Manhattan Office Market Improves, but There’s Still Plenty of Space Available
The Manhattan office leasing market has once again notched its most successful month of leasing since January 2020, the pre-pandemic benchmark for a recovery, but there’s still plenty of space available in the borough’s key submarkets, according to October data released by Colliers International.
The brokerage found that 2.7 million square feet of office space had been leased in October, up 10.8 percent from September and 52.9 percent from October 2020, when 1.8 million square feet was leased.
However, some office market metrics are trending in a negative direction on a year-over-year basis. Average asking rents in Manhattan are down — from $76.20 per square foot a year ago to $73.66 last month — and availability is up from 12.9 percent in October 2020 to 17 percent in October.
“Demand is picking up but there’s all these massive blocks of supply that are still being added to the market,” said Franklin Wallach, a senior managing director for research at Colliers.

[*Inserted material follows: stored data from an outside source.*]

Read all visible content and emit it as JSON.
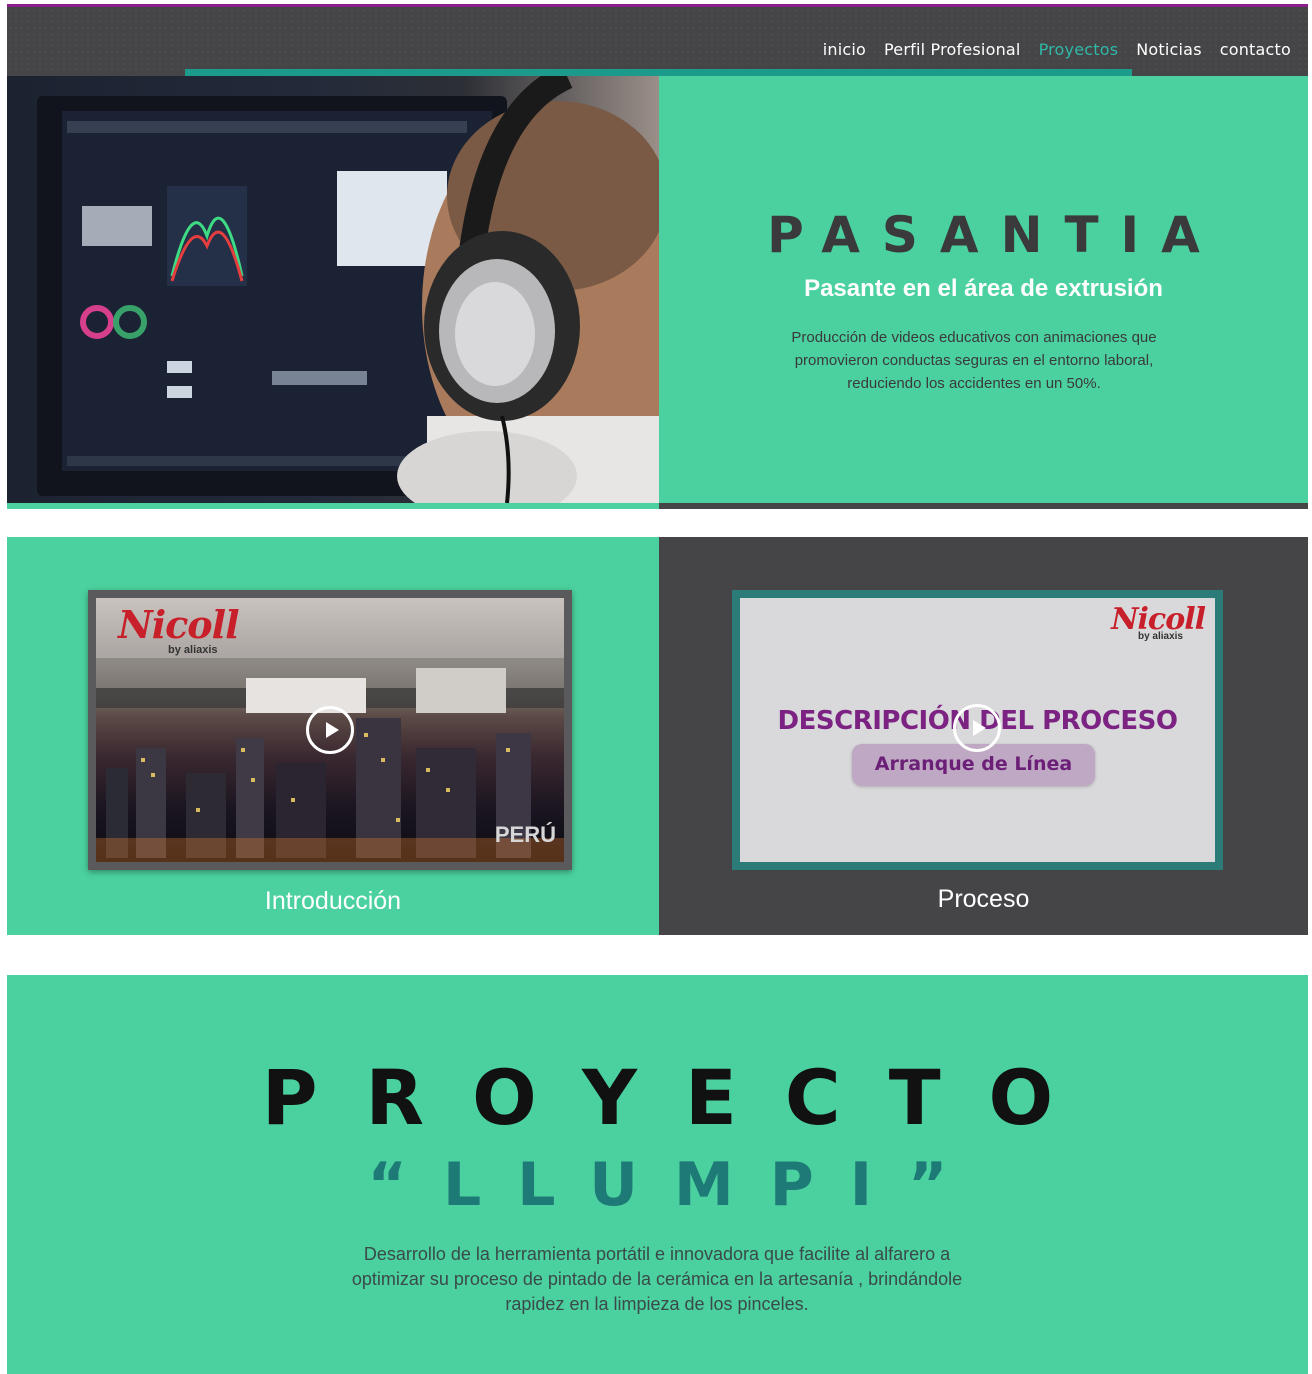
{
  "nav": {
    "items": [
      {
        "label": "inicio",
        "active": false
      },
      {
        "label": "Perfil Profesional",
        "active": false
      },
      {
        "label": "Proyectos",
        "active": true
      },
      {
        "label": "Noticias",
        "active": false
      },
      {
        "label": "contacto",
        "active": false
      }
    ]
  },
  "pasantia": {
    "title": "PASANTIA",
    "subtitle": "Pasante en el área de extrusión",
    "description": "Producción de videos educativos con animaciones que promovieron conductas seguras en el entorno laboral, reduciendo los accidentes en un 50%."
  },
  "videos": [
    {
      "caption": "Introducción",
      "logo": "Nicoll",
      "logo_sub": "by aliaxis",
      "overlay_text": "PERÚ"
    },
    {
      "caption": "Proceso",
      "logo": "Nicoll",
      "logo_sub": "by aliaxis",
      "slide_title": "DESCRIPCIÓN DEL PROCESO",
      "slide_pill": "Arranque de Línea"
    }
  ],
  "llumpi": {
    "title": "PROYECTO",
    "subtitle": "“LLUMPI”",
    "description": "Desarrollo de la herramienta portátil e innovadora que facilite al alfarero a optimizar su proceso de pintado de la cerámica en la artesanía , brindándole rapidez en la limpieza de los pinceles."
  },
  "colors": {
    "mint": "#4bd19f",
    "dark": "#454446",
    "teal": "#1c9a8c",
    "active_nav": "#2fb8a8",
    "brand_red": "#c7202a",
    "purple": "#7b2283"
  }
}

He pointed to buildings like 2 Manhattan West and 66 Hudson Boulevard, a.k.a. The Spiral, hitting the market in Midtown South and driving up asking rents there. Wallach also argued that some of the large blocks of space that have come up for rent recently were not caused by the pandemic, but were instead opened up by tenants migrating from Midtown to other markets, including Midtown South and Downtown.
However, Class B and C space coming back online have depressed asking rents in other submarkets. Wallach noted that 4 million square feet of former flex coworking space has returned to the market since March 2020, usually after the operator and the landlord struck a deal to surrender the space before the end of a lease.
And it’s possible that the office availability rates in Manhattan could increase even more in the coming months. Wallach pointed to buildings such as 60 Wall Street, 660 Fifth Avenue and One Madison Avenue, all of which are under renovation after losing their anchor tenants.
“There are still large blocks that we’re expecting to enter the availability rate in late 2021 and early 2022, unless there’s some significant leasing activity that would take those spaces off the market,” he explained. “Will there be strong enough demand to have positive absorption and tightening availability?”
January 2020 represents the pre-pandemic benchmark for the Manhattan office market, Wallach said. Roughly 3.5 million square feet of space was leased that month, and that was true for the entirety of 2019. Whenever the market returns to that level of leasing, then things will be, essentially, back to normal, according to Wallach.